The chained walnut tree is often interpreted as a physical embodiment of that era: a warning made visible.

Dr. Syed Waqar Ali Shah, Assistant Professor of History at the University of Peshawar, said the symbolism was deliberate.

“It was an assertion of their [British] authority, it was a symbol of their power. Right. It’s a funny thing as well, because it’s something which was under the influence of some intoxication,” he explained.

“The officer behaved or gave orders for the imprisonment of that particular tree under the influence of some intoxicants.”

Dr. Shah continued:

“It was something which was a symbol of colonial authority, assertion of their authority, of bureaucratic diplomacy, a symbol of their bureaucratic strength and power, and maybe some cultural encounter as well.”

He added that such displays endured because “it was a cultural link between the locals and the colonial power. So it was a reflection of that. But later on, they continued with it in the presence of FCR (Frontier Crimes Regulation) and regulations like this.”

Even once the officer sobered, the chains remained.

Dr. Shah believes that was intentional: psychological messaging meant to instill conformity and fear in people living under colonial law.

“Their objective and purpose was to make it a symbol of discipline for the masses. It was an exhibition of power, a sheer exhibition of power, a symbol that if we can do this to something which was inhuman … if they can deal with a tree like this, so the general public, they should be aware that discipline is very important.”

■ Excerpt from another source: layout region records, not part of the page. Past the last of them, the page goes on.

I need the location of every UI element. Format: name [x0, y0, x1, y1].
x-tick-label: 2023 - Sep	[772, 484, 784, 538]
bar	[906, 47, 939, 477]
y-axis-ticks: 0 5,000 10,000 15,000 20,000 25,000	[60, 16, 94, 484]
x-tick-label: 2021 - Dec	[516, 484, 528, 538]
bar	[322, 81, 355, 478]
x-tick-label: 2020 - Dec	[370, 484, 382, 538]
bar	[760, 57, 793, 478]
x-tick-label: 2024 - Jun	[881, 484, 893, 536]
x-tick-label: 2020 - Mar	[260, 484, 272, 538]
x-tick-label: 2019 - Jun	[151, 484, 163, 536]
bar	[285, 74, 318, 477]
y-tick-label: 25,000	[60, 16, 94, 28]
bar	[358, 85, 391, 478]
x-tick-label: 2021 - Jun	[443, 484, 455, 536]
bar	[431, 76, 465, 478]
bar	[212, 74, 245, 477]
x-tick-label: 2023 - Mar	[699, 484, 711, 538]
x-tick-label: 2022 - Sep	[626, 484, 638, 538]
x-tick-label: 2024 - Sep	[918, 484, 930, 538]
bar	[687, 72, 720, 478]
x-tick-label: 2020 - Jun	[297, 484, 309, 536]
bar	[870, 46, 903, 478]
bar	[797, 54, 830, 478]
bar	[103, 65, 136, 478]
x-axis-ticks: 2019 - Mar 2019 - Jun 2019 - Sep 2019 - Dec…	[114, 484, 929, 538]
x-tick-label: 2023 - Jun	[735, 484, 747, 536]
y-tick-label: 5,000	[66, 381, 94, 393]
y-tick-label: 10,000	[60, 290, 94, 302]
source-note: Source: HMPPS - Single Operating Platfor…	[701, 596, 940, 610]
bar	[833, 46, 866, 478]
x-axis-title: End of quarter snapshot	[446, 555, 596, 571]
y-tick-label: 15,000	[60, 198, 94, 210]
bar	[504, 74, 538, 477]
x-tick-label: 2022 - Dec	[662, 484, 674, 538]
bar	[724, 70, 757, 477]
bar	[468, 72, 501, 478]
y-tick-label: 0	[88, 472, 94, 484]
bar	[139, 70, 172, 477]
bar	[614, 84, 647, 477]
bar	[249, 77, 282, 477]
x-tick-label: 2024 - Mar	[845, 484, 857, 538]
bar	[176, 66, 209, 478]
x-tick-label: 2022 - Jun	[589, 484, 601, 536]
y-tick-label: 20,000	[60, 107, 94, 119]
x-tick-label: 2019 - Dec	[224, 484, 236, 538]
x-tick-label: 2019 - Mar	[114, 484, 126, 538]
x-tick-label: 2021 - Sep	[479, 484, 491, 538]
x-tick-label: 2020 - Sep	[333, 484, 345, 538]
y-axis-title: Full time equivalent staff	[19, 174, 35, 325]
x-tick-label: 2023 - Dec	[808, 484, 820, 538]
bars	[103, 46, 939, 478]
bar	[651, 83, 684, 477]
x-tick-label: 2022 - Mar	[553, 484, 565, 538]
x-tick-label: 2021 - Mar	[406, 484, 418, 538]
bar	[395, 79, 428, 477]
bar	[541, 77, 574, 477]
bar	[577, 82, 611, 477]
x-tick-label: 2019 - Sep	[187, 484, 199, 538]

Landi Kotal’s older residents say their fathers and grandfathers retold the story long before Pakistan existed and long before independence movements dismantled the Raj.

Usman Khan Shinwari, a 26-year-old shopkeeper, said the story continues to live in households like a family inheritance.

“My grandfather would often narrate this story of the arrested tree,” he recalled. “My grandfather would say that it shows how the then rulers were treating the locals and what our ancestors had endured.”

Over a century later, long after the end of British rule and the formal abolition of the Frontier Crimes Regulation in 2018, the walnut tree remains exactly where it was chained, part spectacle, part scar.

Tourists sometimes come to photograph it. Others stand silently before it.

But for many in Khyber, it is neither attraction nor curiosity.

It is proof that power once flowed one way only. A tree could be punished, so people learned not to resist.